In this case, the answer will come down to how policymakers structure a government-run CER program. The CAP posting states, incorrectly, that “nothing in any of the developing pieces of [health care] legislation would mandate coverage or recommend any reimbursement requirements." This is not the case. And it will be one of the key determinants in whether CER ends up empowering or constraining providers and patients.
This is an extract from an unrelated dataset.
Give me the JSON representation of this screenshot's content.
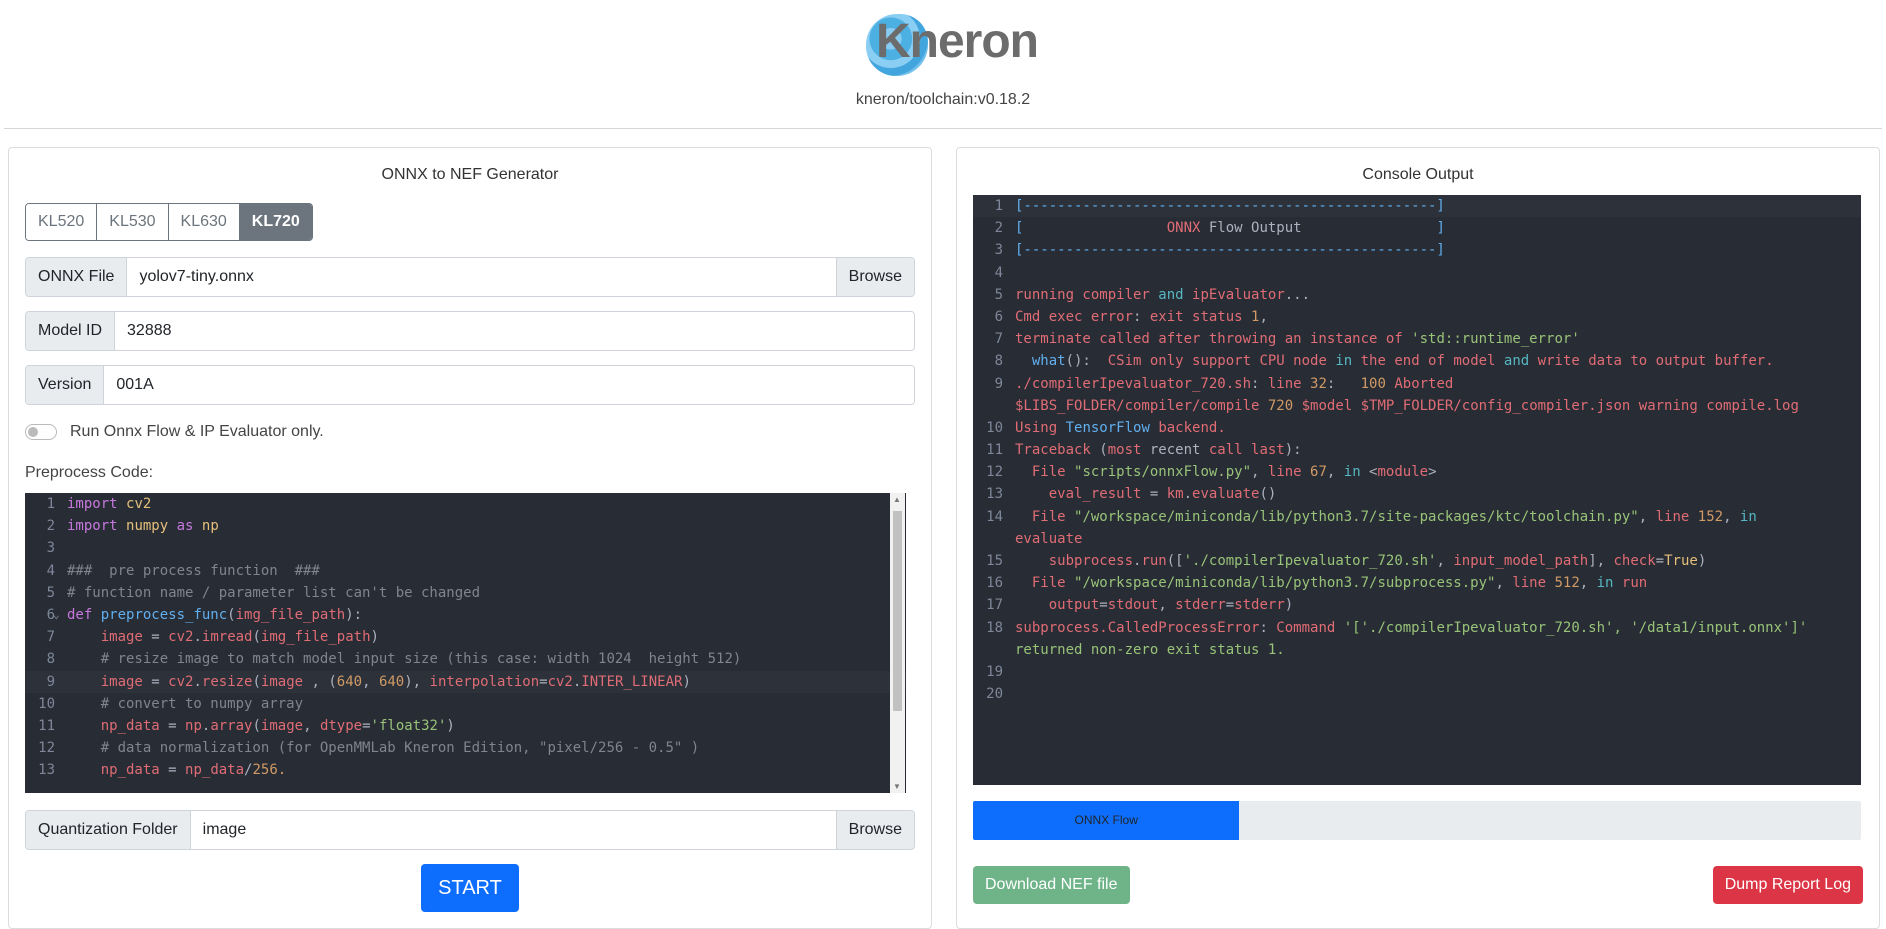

The House health reform bill, H.R. 3200, in fact would create a new agency within the Department of Health and Human Services (HHS) that is explicitly empowered to conduct cost-based research and make policy recommendations based on the results. The bill also creates a parallel HHS agency to use the research to define and implement "best practices." As Dr. Brewster stated, this poses a significant risk of policies that set rules firmly and quickly as to what is "right."
Yet lawmakers still have a chance to create a patient-centered CER program that avoids this pitfall. CER legislation introduced by Rep. Kurt Schrader (D-Ore.) in the House (H.R. 2502) and Sens. Baucus (D-Mont.) and Conrad (D-N.D.) in the Senate (S. 1213) offers a sound approach that focuses research on the needs of patients. This measure recently was approved as part of the Senate Finance Committee's action on health reform.
In order to ensure that CER is not misused in ways that come between the doctor and patient in making treatment decisions, we're urging lawmakers to support H.R. 2502 and S. 1213 as part of health care reform.